To be perfectly fair, it's not really "prevented". Django supports the
use of database backends not defined in Django itself, so third-party
development of backends is unimpaired. And for the one most people
mention wanting -- MS SQL -- I think that's a good idea; that backend
has a history of people stepping up, putting in a burst of work and
then fading away, leaving the code dead and the Django dev team
responsible for maintaining it as long as it's in Django's codebase.
What really needs to happen there is much the same as what happened
with Oracle: some people who are really clamoring for it need to
organize and start pooling their efforts to develop something that can
comfortably become a part of Django (and now that external backends
are supported and qs-rf made the underlying mechanics of custom Query
classes much simpler, anyone wanting to do a new backend probably
faces a much easier time of it than the Oracle folks did).

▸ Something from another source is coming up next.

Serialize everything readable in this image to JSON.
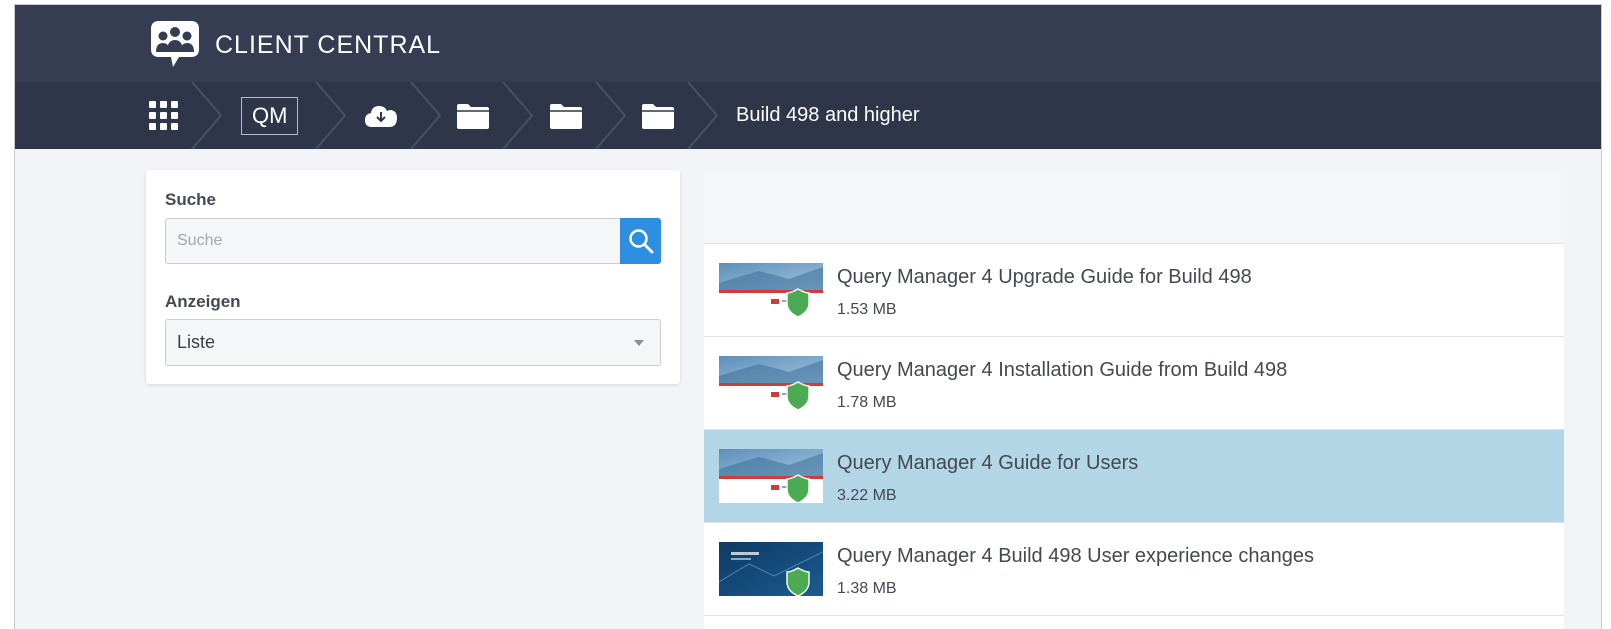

Post-1.0, any externally-maintained backend that has a good track
record of support and a commitment from a developer to maintain it
into the future can easily be considered for integration, but until
then such projects should stay external.

> I would even consider dropping all but security patches to 0.96.  That
> is practically the limit of support anyway it seems, and is not likely
> to cause much work.  Those of us on 0.96 don't expect you to support
> our private branches anyway, and maintaining that mess ourselves is a
> huge incentive to bite the bullet and upgrade.  You also might
> consider letting whoever can spare the time apply patches to 0.96 and
> do point releases for those people who will stay there forever (and
> I'm sure there will be plenty).  You lose nothing as long as there are
> volunteers willing to do that work.

Personally, so long as folks are OK with the fact that it'll only ever
get security fixes I'd be happy with setting a time-based official
support window for 0.96, after which a community effort can pick it up
if desired. At that point I'd imagine it wouldn't be too hard to set
up one or two folks with commit access to the 0.96-bugfixes branch for
that purpose (and we've had good experience with clients who are on
legacy 0.91 Django installs and quite happily just run off a
0.91-bugfixes checkout, which makes pushing security updates to them
insanely easy).



-- 
"Bureaucrat Conrad, you are technically correct -- the best kind of correct."